Wir wollen von La Ruina ebenfalls wissen, was er über die Kritik an der PUA-Philosophie denkt. Er erzählt uns, dass Super Seducer eine Herangehensweise vertrete, die garantiert nicht schädlich sei. Alle Spieler, die es bereits ausprobieren konnten, sowie die Frauen in den Videos seien "cool damit".

"Es gibt unterschiedliche Männer, die die Pick-up-Artist-Szene ausmachen. Da gibt es zum einen natürlich die, die es den Frauen heimzahlen wollen dafür, dass sie ihr ganzes Leben nicht zum Zug gekommen sind. Aber es gibt auch die 'netten Jungs', die so liebenswert sind wie Will Smith im Film Hitch – Der Date Doktor", so La Ruina. "Das PUA-Game war zwischen 2006 und 2009 mal richtig cool, aber gerade hat es auch dank der #metoo-Bewegung keinen guten Ruf. Zwar hieß mein Geschäft damals 'PUA Training', aber inzwischen bin ich verheiratet. Ich habe schon immer das natürliche Verführungsspiel gelehrt, ein ehrlicher Ansatz. Ich finde es also nicht gut, dass mir dieses Label immer noch anhaftet."

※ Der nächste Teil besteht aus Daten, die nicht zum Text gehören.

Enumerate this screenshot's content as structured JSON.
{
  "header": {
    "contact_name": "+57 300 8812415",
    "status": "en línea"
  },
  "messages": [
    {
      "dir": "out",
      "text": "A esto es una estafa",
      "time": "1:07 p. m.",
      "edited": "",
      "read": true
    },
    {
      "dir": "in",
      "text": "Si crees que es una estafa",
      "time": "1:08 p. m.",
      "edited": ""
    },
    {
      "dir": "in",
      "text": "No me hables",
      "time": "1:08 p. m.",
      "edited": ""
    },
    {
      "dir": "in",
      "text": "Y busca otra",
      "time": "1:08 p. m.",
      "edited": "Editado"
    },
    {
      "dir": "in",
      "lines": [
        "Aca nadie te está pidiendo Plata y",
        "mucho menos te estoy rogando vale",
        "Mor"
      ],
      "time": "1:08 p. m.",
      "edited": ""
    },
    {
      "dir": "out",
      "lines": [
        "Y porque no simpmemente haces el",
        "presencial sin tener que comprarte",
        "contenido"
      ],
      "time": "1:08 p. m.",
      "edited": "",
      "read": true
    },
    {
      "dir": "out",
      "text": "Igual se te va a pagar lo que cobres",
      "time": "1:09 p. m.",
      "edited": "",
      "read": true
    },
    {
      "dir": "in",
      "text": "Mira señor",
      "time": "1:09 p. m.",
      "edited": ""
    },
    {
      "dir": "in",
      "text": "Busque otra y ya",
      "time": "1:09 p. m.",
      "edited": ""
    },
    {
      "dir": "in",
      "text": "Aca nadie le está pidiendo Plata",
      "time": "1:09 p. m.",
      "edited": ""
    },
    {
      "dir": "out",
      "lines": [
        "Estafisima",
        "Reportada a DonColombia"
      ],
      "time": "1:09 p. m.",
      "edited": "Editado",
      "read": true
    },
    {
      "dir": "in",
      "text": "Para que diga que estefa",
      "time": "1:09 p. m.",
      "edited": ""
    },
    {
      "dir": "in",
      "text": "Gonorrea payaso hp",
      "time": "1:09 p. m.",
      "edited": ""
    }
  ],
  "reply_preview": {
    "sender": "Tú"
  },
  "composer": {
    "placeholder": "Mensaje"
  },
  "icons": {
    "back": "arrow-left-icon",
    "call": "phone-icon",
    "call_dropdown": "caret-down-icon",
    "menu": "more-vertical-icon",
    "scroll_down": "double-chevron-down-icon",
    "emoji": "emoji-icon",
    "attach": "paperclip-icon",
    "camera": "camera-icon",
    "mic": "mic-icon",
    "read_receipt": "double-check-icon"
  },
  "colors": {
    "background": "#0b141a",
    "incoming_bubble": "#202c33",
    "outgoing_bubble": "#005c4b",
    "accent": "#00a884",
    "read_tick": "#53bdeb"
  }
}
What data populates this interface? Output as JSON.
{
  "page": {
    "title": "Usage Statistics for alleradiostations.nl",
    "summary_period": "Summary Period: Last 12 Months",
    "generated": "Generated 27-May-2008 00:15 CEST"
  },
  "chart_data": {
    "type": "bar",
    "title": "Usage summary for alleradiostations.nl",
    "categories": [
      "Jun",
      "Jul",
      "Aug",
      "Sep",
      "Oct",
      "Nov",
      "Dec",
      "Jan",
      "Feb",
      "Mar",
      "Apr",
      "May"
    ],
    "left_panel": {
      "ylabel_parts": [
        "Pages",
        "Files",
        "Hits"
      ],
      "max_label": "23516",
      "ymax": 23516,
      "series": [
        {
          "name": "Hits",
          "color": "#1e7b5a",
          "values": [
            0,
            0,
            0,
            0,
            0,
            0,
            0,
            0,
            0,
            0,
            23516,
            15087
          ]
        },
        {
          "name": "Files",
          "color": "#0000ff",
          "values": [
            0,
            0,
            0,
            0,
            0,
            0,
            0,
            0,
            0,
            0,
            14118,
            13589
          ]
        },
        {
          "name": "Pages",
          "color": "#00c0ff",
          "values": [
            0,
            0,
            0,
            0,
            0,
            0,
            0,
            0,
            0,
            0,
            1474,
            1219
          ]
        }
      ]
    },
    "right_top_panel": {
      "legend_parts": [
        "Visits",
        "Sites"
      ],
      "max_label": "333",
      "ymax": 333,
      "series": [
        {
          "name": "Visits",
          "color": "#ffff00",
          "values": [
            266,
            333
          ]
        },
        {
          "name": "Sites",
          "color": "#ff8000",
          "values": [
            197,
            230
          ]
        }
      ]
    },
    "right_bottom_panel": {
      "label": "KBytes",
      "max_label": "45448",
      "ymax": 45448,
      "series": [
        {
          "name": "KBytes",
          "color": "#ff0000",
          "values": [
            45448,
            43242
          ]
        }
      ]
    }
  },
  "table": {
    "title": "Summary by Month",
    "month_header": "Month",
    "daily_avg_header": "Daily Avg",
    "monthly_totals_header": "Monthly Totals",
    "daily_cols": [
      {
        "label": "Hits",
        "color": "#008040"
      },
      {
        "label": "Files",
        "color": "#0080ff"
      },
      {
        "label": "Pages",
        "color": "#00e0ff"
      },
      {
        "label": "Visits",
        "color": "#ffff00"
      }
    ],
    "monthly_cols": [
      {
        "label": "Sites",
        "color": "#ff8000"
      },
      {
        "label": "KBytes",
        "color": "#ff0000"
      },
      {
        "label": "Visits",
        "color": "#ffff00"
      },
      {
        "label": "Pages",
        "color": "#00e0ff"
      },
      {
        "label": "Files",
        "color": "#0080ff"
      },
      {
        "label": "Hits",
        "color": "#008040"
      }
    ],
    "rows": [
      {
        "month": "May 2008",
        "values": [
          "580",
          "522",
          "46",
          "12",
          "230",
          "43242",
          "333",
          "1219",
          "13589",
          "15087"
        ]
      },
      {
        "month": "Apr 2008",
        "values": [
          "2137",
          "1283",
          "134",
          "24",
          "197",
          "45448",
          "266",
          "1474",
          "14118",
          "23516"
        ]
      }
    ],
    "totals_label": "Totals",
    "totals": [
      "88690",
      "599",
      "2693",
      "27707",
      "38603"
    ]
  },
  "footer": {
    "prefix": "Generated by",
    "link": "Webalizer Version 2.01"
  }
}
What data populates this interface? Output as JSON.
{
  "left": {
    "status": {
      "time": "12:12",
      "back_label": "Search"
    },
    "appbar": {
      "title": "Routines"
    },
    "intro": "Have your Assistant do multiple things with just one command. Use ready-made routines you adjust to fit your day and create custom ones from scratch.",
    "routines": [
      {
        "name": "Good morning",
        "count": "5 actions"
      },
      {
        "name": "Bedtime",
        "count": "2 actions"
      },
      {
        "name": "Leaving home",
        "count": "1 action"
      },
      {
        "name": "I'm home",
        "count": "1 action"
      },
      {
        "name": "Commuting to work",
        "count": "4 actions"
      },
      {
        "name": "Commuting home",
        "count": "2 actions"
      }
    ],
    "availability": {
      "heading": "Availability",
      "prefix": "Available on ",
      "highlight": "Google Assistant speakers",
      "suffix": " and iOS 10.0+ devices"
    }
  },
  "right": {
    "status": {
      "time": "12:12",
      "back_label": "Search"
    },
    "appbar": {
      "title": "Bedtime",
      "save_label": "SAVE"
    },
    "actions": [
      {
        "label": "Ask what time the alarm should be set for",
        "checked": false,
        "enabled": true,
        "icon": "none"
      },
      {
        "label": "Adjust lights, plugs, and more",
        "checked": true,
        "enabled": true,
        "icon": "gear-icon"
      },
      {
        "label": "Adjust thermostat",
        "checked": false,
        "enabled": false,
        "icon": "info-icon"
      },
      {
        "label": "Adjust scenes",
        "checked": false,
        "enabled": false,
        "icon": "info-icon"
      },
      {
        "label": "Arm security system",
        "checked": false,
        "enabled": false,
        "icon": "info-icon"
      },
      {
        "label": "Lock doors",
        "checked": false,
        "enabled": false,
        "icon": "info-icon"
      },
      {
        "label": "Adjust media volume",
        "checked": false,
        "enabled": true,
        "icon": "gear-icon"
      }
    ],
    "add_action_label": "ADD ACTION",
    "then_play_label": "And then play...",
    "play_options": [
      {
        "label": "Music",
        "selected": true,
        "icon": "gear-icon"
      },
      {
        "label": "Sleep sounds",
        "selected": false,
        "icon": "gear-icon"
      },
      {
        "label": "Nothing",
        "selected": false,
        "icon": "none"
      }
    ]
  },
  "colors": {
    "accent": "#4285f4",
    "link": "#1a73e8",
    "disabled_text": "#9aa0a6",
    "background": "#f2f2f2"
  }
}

Wie es zu diesem "Label" gekommen ist, könnte unter anderem an einem Artikel vom 25. Juli 2017 liegen, der als Verfasser La Ruina angibt und mit dem Satz titelt: "WHY WESTERN WOMEN SUCK AND HOW TO PICK UP A LOVELY EASTERN EUROPEAN LADY". Im ersten Absatz heißt es:

"Der Feminismus ist schuld, dass Frauen in der westlichen Welt bei One-Night-Stands schwanger werden. Sie schlafen ungeschützt mit verschiedenen Männern, konsumieren regelmäßig Alkohol und Drogen. Sie zerstören familiäre Werte, weil sie nicht zu Hause bleiben und die Mutterrolle einnehmen."

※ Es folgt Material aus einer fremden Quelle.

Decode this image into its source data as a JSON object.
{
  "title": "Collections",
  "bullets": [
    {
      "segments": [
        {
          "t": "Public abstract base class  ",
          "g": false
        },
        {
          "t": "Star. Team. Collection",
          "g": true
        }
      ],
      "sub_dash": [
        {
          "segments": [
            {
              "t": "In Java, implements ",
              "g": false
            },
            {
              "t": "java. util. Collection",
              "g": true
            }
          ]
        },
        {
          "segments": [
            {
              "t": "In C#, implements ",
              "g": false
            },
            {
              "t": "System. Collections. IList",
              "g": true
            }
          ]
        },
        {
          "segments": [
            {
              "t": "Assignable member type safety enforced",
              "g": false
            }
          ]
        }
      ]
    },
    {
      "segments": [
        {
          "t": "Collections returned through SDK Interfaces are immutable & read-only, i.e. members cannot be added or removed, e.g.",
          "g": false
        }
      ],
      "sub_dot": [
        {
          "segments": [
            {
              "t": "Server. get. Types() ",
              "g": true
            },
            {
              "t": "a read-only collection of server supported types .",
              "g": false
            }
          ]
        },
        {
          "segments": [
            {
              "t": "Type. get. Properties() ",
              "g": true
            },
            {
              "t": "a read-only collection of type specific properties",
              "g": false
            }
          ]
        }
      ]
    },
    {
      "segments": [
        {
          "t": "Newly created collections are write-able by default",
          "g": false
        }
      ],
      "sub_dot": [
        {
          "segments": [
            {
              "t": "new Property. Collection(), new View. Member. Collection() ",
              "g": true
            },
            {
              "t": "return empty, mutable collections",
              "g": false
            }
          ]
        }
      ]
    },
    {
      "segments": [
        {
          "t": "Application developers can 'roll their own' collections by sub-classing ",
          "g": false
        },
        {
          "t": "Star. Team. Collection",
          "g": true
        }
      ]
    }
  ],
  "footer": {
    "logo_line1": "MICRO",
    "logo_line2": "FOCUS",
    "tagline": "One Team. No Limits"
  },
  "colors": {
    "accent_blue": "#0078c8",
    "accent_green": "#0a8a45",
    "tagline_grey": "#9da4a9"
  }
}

La Ruina erklärt, dass er diesen Post nicht selbst verfasst hätte: "Mir gehören die Website und das Unternehmen. Das wäre so, als würde ich den Besitzer von VICE nach allen Inhalten der Website beurteilen", schreibt er uns. "Ich selbst habe seit Jahren keinen Artikel mehr verfasst.” Aber warum steht sein Name über dem Artikel? "Wir haben für das Blog nur einfach keinen neuen Autoren angelegt. Blogger schreiben die Inhalte, Marketing-Material verfasst unser Marketing-Experte und wieder jemand anderes ist für unsere E-Mails verantwortlich. Das ist ein richtiges Unternehmen mit Millionenumsatz, deshalb produziere ich auch nicht alles, was daraus hervorgeht."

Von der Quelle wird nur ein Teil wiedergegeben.